This case involves a four-year-old boy who was attending a summer camp. The camp had given the boy a swimming test that showed he had limited swimming ability. This indicated that he should be restricted to the shallow end of the pool. Despite the results of this test, the camp still allowed the boy to have full access to the pool. On one occasion, a camp counselor took the boy out to the middle of the pool and began roughhousing with him and dunking him under the water. The boy began gasping for air because he could not swim and could not grab the edge of the pool. The boy drowned and floated in the pool for six minutes while lifeguards, who were positioned approximately 15 feet away, did not rescue him. The boy’s parents brought a wrongful death lawsuit against the camp claiming that they were negligent in not having staff properly trained to respond to swimming accidents and not having proper procedures for pool use.

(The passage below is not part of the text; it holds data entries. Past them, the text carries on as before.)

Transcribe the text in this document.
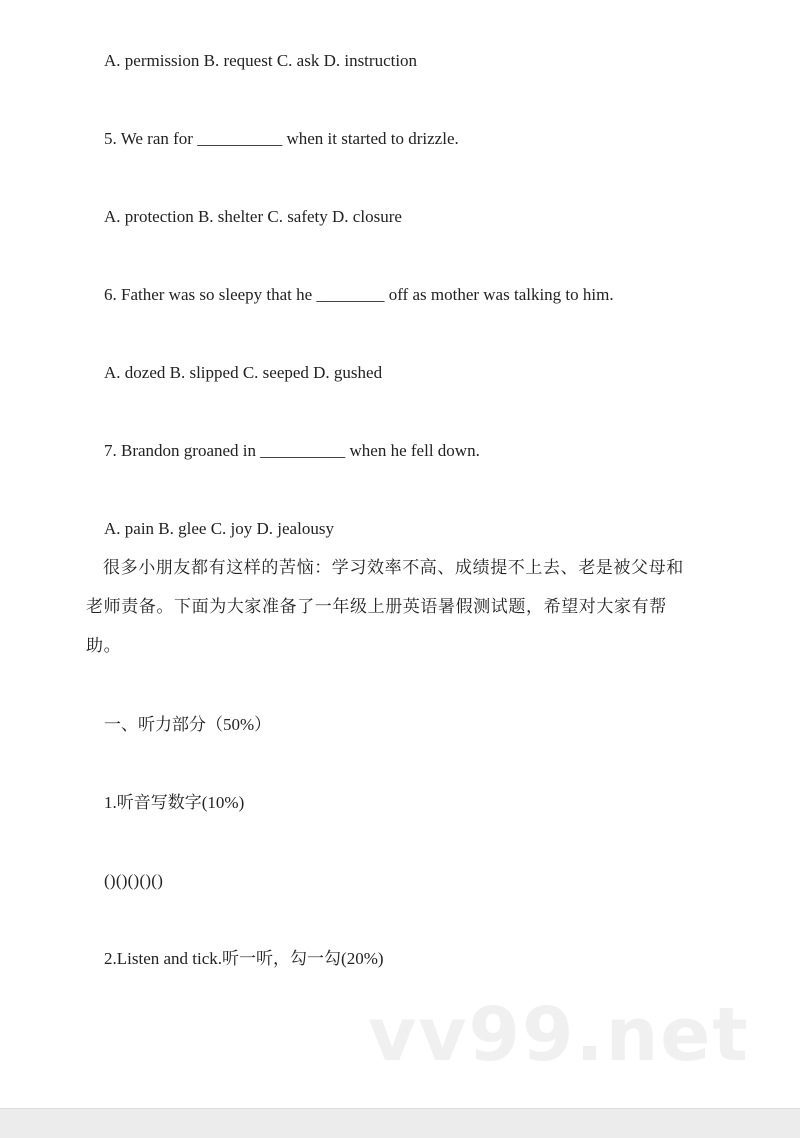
A. permission B. request C. ask D. instruction
5. We ran for __________ when it started to drizzle.
A. protection B. shelter C. safety D. closure
6. Father was so sleepy that he ________ off as mother was talking to him.
A. dozed B. slipped C. seeped D. gushed
7. Brandon groaned in __________ when he fell down.
A. pain B. glee C. joy D. jealousy
很多小朋友都有这样的苦恼：学习效率不高、成绩提不上去、老是被父母和老师责备。下面为大家准备了一年级上册英语暑假测试题，希望对大家有帮助。
一、听力部分（50%）
1.听音写数字(10%)
( ) ( ) ( ) ( ) ( )
2.Listen and tick.听一听，勾一勾(20%)
vv99.net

Question(s) For Expert Witness
- 1. Can a summer camp be held liable for the death of a preschooler if a camp counselor repeatedly dunks the boy under water and he drowns?
Expert Witness Response
In general, a summer camp may be held liable for a drowning death that results from the camp having breached a standard of care or being careless or negligent about supervision of children while they are in a pool. Since it is the camp’s duty to make sure that campers are kept out of harm’s way and to ensure that the staff is properly trained to deal with swimming accidents, if a lifeguard fails to properly monitor children in a pool and a child dies, the camp may be held liable for negligence. In this case, the camp was probably negligent because even after administering the swimming test to the boy, they failed to monitor him and failed to make sure that he only swam in the shallow end of the pool, which was the section that his swimming ability allowed. The lifeguards and counselors were also negligent in failing to properly monitor the boy in the water, since they were not watching the pool closely enough and let him float in the water for several minutes before they got him out of the pool. In this case, the camp should have established a water-safety procedure requiring specific lifeguards and/or counselors to be assigned to observe, monitor, and protect specific children who were poor swimmers while they were in the pool.